O DESCONTO
CONTOS ARGELINOS
Como foi contado aos leitores, o
canato de Al-Bandeirah, depois de arrotar muita farofa, que fazia e acontecia,
acabou por comprar a não-invasão das tropas de Abu-Al-Dhudut por bom dinheiro.
Essa província de Al-Bandeirah,
como se sabe já, é governada por vários magnatas e algumas famílias, entre
aqueles conta-se o cide Cinsin Ben-Nhato, que é, a bem dizer, o general da
oligarquia do canato.
Ele, quando os tais cultivadores
de tâmaras gastam á vontade e ficam encalacrados, corre ao sultão e diz cheio
de choro e lábia:
— Majestade; os cultivadores de
tâmaras estão morrendo de fome; o produto da venda não paga as despesas que dá
o seu cultivo; os grandes empregam toda a sua fortuna para que ele baixe.

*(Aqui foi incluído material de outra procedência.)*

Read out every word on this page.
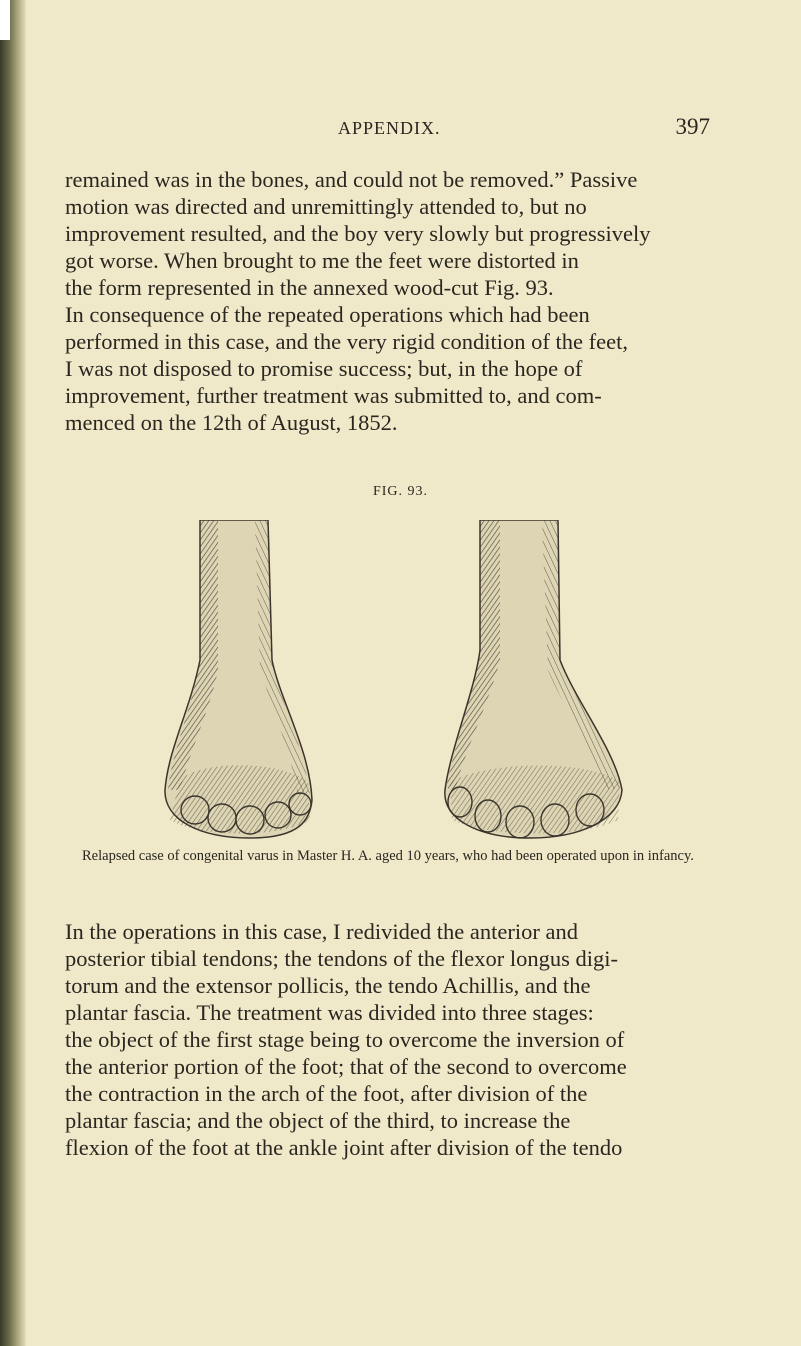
APPENDIX.	397

remained was in the bones, and could not be removed.” Passive
motion was directed and unremittingly attended to, but no
improvement resulted, and the boy very slowly but progressively
got worse. When brought to me the feet were distorted in
the form represented in the annexed wood-cut Fig. 93.

In consequence of the repeated operations which had been
performed in this case, and the very rigid condition of the feet,
I was not disposed to promise success; but, in the hope of
improvement, further treatment was submitted to, and com-
menced on the 12th of August, 1852.

FIG. 93.

Relapsed case of congenital varus in Master H. A. aged 10 years, who had been operated upon in infancy.

In the operations in this case, I redivided the anterior and
posterior tibial tendons; the tendons of the flexor longus digi-
torum and the extensor pollicis, the tendo Achillis, and the
plantar fascia. The treatment was divided into three stages:
the object of the first stage being to overcome the inversion of
the anterior portion of the foot; that of the second to overcome
the contraction in the arch of the foot, after division of the
plantar fascia; and the object of the third, to increase the
flexion of the foot at the ankle joint after division of the tendo
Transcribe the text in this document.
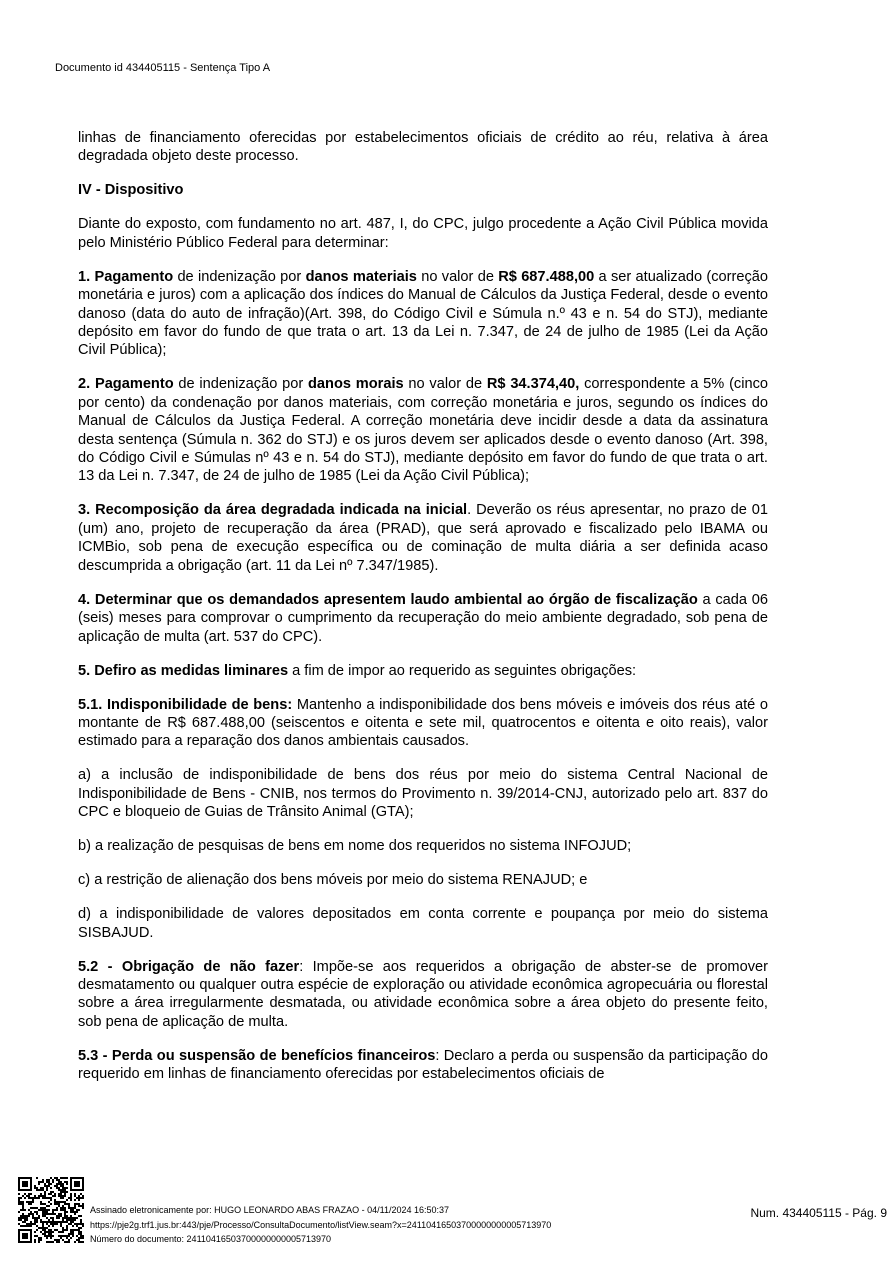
Documento id 434405115 - Sentença Tipo A

linhas de financiamento oferecidas por estabelecimentos oficiais de crédito ao réu, relativa à área degradada objeto deste processo.

IV - Dispositivo

Diante do exposto, com fundamento no art. 487, I, do CPC, julgo procedente a Ação Civil Pública movida pelo Ministério Público Federal para determinar:

1. Pagamento de indenização por danos materiais no valor de R$ 687.488,00 a ser atualizado (correção monetária e juros) com a aplicação dos índices do Manual de Cálculos da Justiça Federal, desde o evento danoso (data do auto de infração)(Art. 398, do Código Civil e Súmula n.º 43 e n. 54 do STJ), mediante depósito em favor do fundo de que trata o art. 13 da Lei n. 7.347, de 24 de julho de 1985 (Lei da Ação Civil Pública);

2. Pagamento de indenização por danos morais no valor de R$ 34.374,40, correspondente a 5% (cinco por cento) da condenação por danos materiais, com correção monetária e juros, segundo os índices do Manual de Cálculos da Justiça Federal. A correção monetária deve incidir desde a data da assinatura desta sentença (Súmula n. 362 do STJ) e os juros devem ser aplicados desde o evento danoso (Art. 398, do Código Civil e Súmulas nº 43 e n. 54 do STJ), mediante depósito em favor do fundo de que trata o art. 13 da Lei n. 7.347, de 24 de julho de 1985 (Lei da Ação Civil Pública);

3. Recomposição da área degradada indicada na inicial. Deverão os réus apresentar, no prazo de 01 (um) ano, projeto de recuperação da área (PRAD), que será aprovado e fiscalizado pelo IBAMA ou ICMBio, sob pena de execução específica ou de cominação de multa diária a ser definida acaso descumprida a obrigação (art. 11 da Lei nº 7.347/1985).

4. Determinar que os demandados apresentem laudo ambiental ao órgão de fiscalização a cada 06 (seis) meses para comprovar o cumprimento da recuperação do meio ambiente degradado, sob pena de aplicação de multa (art. 537 do CPC).

5. Defiro as medidas liminares a fim de impor ao requerido as seguintes obrigações:

5.1. Indisponibilidade de bens: Mantenho a indisponibilidade dos bens móveis e imóveis dos réus até o montante de R$ 687.488,00 (seiscentos e oitenta e sete mil, quatrocentos e oitenta e oito reais), valor estimado para a reparação dos danos ambientais causados.

a) a inclusão de indisponibilidade de bens dos réus por meio do sistema Central Nacional de Indisponibilidade de Bens - CNIB, nos termos do Provimento n. 39/2014-CNJ, autorizado pelo art. 837 do CPC e bloqueio de Guias de Trânsito Animal (GTA);

b) a realização de pesquisas de bens em nome dos requeridos no sistema INFOJUD;

c) a restrição de alienação dos bens móveis por meio do sistema RENAJUD; e

d) a indisponibilidade de valores depositados em conta corrente e poupança por meio do sistema SISBAJUD.

5.2 - Obrigação de não fazer: Impõe-se aos requeridos a obrigação de abster-se de promover desmatamento ou qualquer outra espécie de exploração ou atividade econômica agropecuária ou florestal sobre a área irregularmente desmatada, ou atividade econômica sobre a área objeto do presente feito, sob pena de aplicação de multa.

5.3 - Perda ou suspensão de benefícios financeiros: Declaro a perda ou suspensão da participação do requerido em linhas de financiamento oferecidas por estabelecimentos oficiais de

Assinado eletronicamente por: HUGO LEONARDO ABAS FRAZAO - 04/11/2024 16:50:37
https://pje2g.trf1.jus.br:443/pje/Processo/ConsultaDocumento/listView.seam?x=24110416503700000000005713970
Número do documento: 24110416503700000000005713970
Num. 434405115 - Pág. 9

Ai
ele faz uma pausa e continua alteando a voz:
— E preciso que Vossa Majestade
cá ao encontro das necessidades dessa pobre gente que tanto concorre para a
grandeza do reino que é de Vossa Majestade.
— Mas como, cide?
— Como? Dando-lhes dinheiro,
Majestade.
— Não tenho. O meu tesouro está
esgotado.
— Majestade: o poder de Vossa
Majestade é grande e há um meio.
— Qual?
— Vossa Majestade decrete um
imposto sobre os mendigos do reino que haverá dinheiro para socorrer os
miseráveis cultivadores de tâmaras.
Os sultões todos lhe fazem a
vontade e os de Al-Bandeirah se blasonam de ricos e trabalhadores.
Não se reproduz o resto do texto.